6. Johnny Hacker proceeds to log into coolonlinegamestore.com with his username of jared.
7. The token is returned to FusionAuth which contains a preferred_username claim of jared.
8. FusionAuth looks up this user by username which is globally unique with a FusionAuth tenant and completes login for Johnny Hacker.

In this example, the account takeover may have been malicious, or it may be a username collision.

Johnny Hacker does not yet known the password for jared in FusionAuth but if the application allows the user to modify the password, username or email he can now completely take over the account. At a minimum he has logged into the application managed by FusionAuth as jared.

Self-service account management

This feature will also impact our self-service account management pages. We should ensure that all of the use cases are covered there including updates to email address, username, MFA, and password.

Related Issues

• Reconcile Lambda not allowed to set user.username OIDC with GitHub and Discord: impossible to set user.username #698. We could potentially allow a free form identity type to allow a name space to be declared where a username is unique. For example, if we allowed a Twitter namespace to be declared, then we could allow the Twitter username to be used to reconcile an identity of type Twitter.
• Connect social media accounts to a FusionAuth user w/ a different email address. Permit user to add directly their social account to an existing account #751

New identity types

Since this feature requires significant changes to our identity modeling, supporting new identity types seems like a good fit to include as well. Currently, FusionAuth supports emails and usernames for identities. Additional identity types might include:

• Phone number (mobile likely)
• Government id
• Secure id
• Certificate/token
• None (just an id)

By adding the ability to have different identity types and verification and validation for each, FusionAuth can handle a wide array of use cases.

Related

• Add phone number as loginId for push login and registration #208
• Permit user to add directly their social account to an existing account #751 (comment)
• User Email Updated without verification overwriting existing email (verified) #1638
• Possible to create multiple users with same Login #1874
• Passwordless Authentication through SMS (Twilio) #1552
• Possible to create multiple users with same Login #1874

How to vote

Please give us a thumbs up or thumbs down as a reaction to help us prioritize this feature. Feel free to comment if you have a particular need or comment on how this feature should work.

[zbruhnke]

@robotdan Adding to this (And the conversation in slack today) we have a couple of other ideal use cases for our team.
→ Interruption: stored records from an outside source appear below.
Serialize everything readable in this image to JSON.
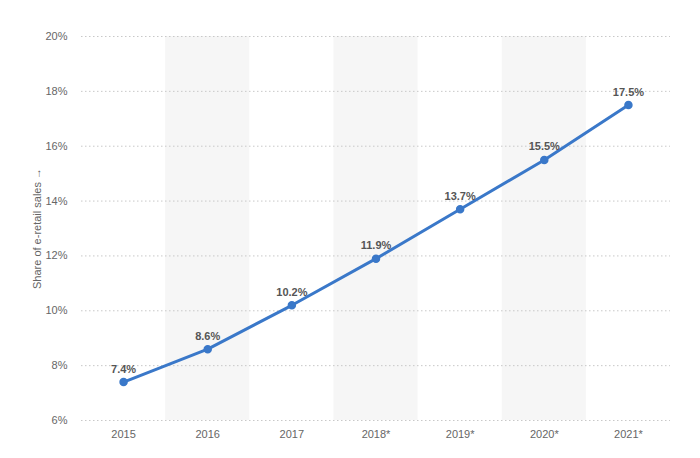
{
  "chart_data": {
    "type": "line",
    "categories": [
      "2015",
      "2016",
      "2017",
      "2018*",
      "2019*",
      "2020*",
      "2021*"
    ],
    "values": [
      7.4,
      8.6,
      10.2,
      11.9,
      13.7,
      15.5,
      17.5
    ],
    "value_labels": [
      "7.4%",
      "8.6%",
      "10.2%",
      "11.9%",
      "13.7%",
      "15.5%",
      "17.5%"
    ],
    "ylabel": "Share of e-retail sales",
    "ylim": [
      6,
      20
    ],
    "yticks": [
      {
        "value": 6,
        "label": "6%"
      },
      {
        "value": 8,
        "label": "8%"
      },
      {
        "value": 10,
        "label": "10%"
      },
      {
        "value": 12,
        "label": "12%"
      },
      {
        "value": 14,
        "label": "14%"
      },
      {
        "value": 16,
        "label": "16%"
      },
      {
        "value": 18,
        "label": "18%"
      },
      {
        "value": 20,
        "label": "20%"
      }
    ],
    "grid": true,
    "data_labels": true,
    "color": "#3a78c9",
    "marker": "circle"
  }
}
1. A user would like to add a secondary email (but not make it primary)
2. A user would like to add a secondary phone number (but not make it primary)
3. A user would like to add a new email and set it as primary
4. A user would like to add a new phone number and set it as primary.
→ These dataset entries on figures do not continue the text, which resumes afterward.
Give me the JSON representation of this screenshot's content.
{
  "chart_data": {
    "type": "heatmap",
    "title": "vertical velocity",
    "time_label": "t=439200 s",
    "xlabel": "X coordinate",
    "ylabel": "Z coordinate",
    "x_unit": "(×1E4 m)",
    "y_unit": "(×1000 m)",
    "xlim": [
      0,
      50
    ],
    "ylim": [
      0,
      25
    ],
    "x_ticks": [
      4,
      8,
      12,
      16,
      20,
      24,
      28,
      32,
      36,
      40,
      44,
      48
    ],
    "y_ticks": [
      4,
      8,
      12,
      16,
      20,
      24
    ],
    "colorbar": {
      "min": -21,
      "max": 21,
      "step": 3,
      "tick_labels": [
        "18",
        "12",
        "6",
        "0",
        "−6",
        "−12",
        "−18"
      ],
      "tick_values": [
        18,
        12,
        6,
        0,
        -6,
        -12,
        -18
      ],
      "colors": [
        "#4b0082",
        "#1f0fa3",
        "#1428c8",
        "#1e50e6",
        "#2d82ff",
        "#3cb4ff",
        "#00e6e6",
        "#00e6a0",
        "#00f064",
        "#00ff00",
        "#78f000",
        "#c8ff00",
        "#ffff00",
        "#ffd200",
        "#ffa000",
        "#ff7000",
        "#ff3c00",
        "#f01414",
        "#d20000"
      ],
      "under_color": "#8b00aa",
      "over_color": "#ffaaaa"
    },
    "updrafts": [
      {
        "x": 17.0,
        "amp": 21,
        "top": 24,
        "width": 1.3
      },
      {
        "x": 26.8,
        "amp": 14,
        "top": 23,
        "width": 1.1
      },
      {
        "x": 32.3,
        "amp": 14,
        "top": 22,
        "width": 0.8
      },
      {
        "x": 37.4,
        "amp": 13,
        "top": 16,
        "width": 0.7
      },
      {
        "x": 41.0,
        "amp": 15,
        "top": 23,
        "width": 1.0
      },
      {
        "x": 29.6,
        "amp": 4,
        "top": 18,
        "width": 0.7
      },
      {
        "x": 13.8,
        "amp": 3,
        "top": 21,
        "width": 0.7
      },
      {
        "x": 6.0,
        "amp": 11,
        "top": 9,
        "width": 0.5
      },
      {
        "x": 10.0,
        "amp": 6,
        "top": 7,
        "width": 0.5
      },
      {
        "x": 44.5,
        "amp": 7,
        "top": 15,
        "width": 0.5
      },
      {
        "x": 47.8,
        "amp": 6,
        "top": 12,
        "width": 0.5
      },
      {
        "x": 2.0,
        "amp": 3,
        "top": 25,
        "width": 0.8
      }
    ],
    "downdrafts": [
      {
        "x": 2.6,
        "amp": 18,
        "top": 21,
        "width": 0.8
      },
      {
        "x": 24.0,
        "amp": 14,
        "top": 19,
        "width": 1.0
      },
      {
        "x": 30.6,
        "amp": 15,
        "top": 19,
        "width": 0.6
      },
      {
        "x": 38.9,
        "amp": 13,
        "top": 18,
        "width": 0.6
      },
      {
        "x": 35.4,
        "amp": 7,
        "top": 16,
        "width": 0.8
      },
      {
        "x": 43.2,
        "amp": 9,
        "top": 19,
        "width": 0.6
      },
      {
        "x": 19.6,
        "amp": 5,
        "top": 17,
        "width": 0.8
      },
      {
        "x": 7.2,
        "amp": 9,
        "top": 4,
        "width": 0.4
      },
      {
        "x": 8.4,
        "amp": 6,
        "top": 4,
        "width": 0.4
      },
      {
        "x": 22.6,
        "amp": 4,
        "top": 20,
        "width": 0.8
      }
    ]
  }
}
Ideally we could have no limit to the number of emails or phone numbers tied to account but if there was a limit I'd say at least 3-5 would be nice on the high end.
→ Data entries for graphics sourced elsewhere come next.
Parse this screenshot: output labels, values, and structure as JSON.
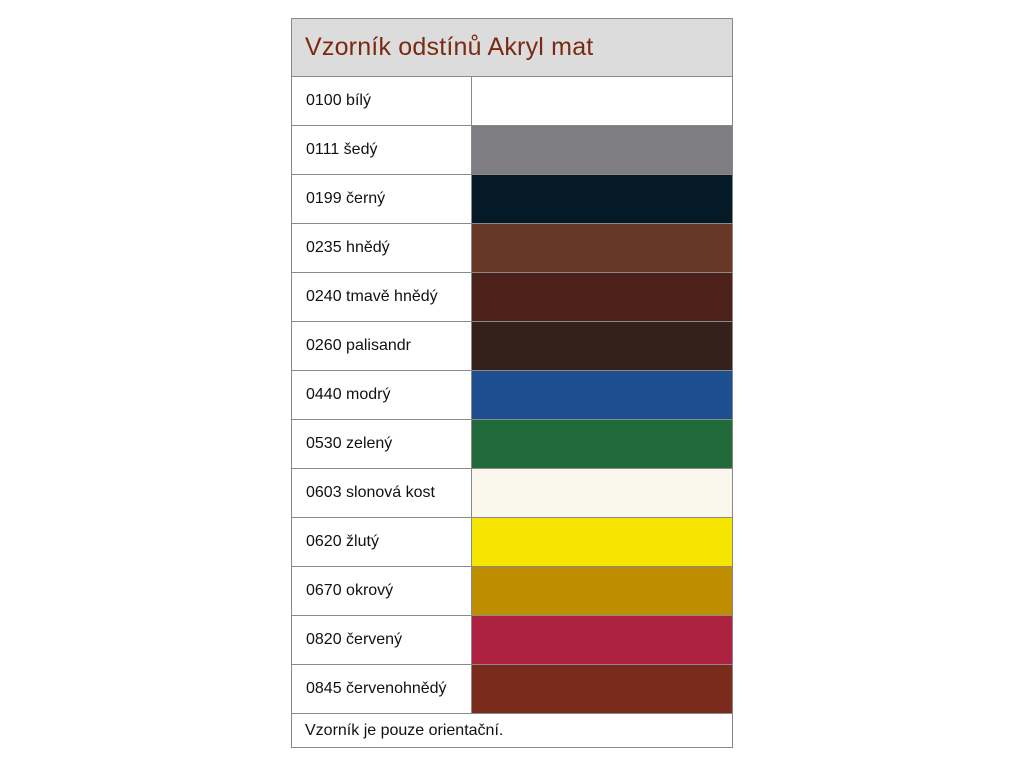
{
  "title": "Vzorník odstínů Akryl mat",
  "colors": {
    "title_text": "#7a2a10",
    "header_bg": "#dcdcdc"
  },
  "rows": [
    {
      "label": "0100 bílý",
      "color": "#ffffff"
    },
    {
      "label": "0111 šedý",
      "color": "#7e7d82"
    },
    {
      "label": "0199 černý",
      "color": "#041a26"
    },
    {
      "label": "0235 hnědý",
      "color": "#673826"
    },
    {
      "label": "0240 tmavě hnědý",
      "color": "#4b211a"
    },
    {
      "label": "0260 palisandr",
      "color": "#35211b"
    },
    {
      "label": "0440 modrý",
      "color": "#1d4e8f"
    },
    {
      "label": "0530 zelený",
      "color": "#216b3b"
    },
    {
      "label": "0603 slonová kost",
      "color": "#faf7ec"
    },
    {
      "label": "0620 žlutý",
      "color": "#f6e500"
    },
    {
      "label": "0670 okrový",
      "color": "#bf8e00"
    },
    {
      "label": "0820 červený",
      "color": "#ad2240"
    },
    {
      "label": "0845 červenohnědý",
      "color": "#7a2b1c"
    }
  ],
  "footer": "Vzorník je pouze orientační."
}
On ALL of these scenarios ideally we would send an email (or text message) to the CURRENT primary email (or Phone number) for confirmation and to the new email (or number).

for a net NEW email or phone number we would want it to be confirmed before it could be made primary or used for account information.

Ideally there would also be a way to configure a setting in FusionAuth to either choose to FORCE the old email or phone to approve the change (with an email or text message) or allow it to happen without approval by the account owner (by just not objecting to it)

Because I think some use cases (like ours – banking) might dictate stricter rules (like always approve) while others (like SAAS) could be slightly more lenient.

In this use case we're thinking both multiple emails and multiple phones because we're using FusionAuth for 2FA and Email verification so building out a backend just for adding the additional ones seems like it would be silly to have that done outside of FA.

Let me know if this all makes sense.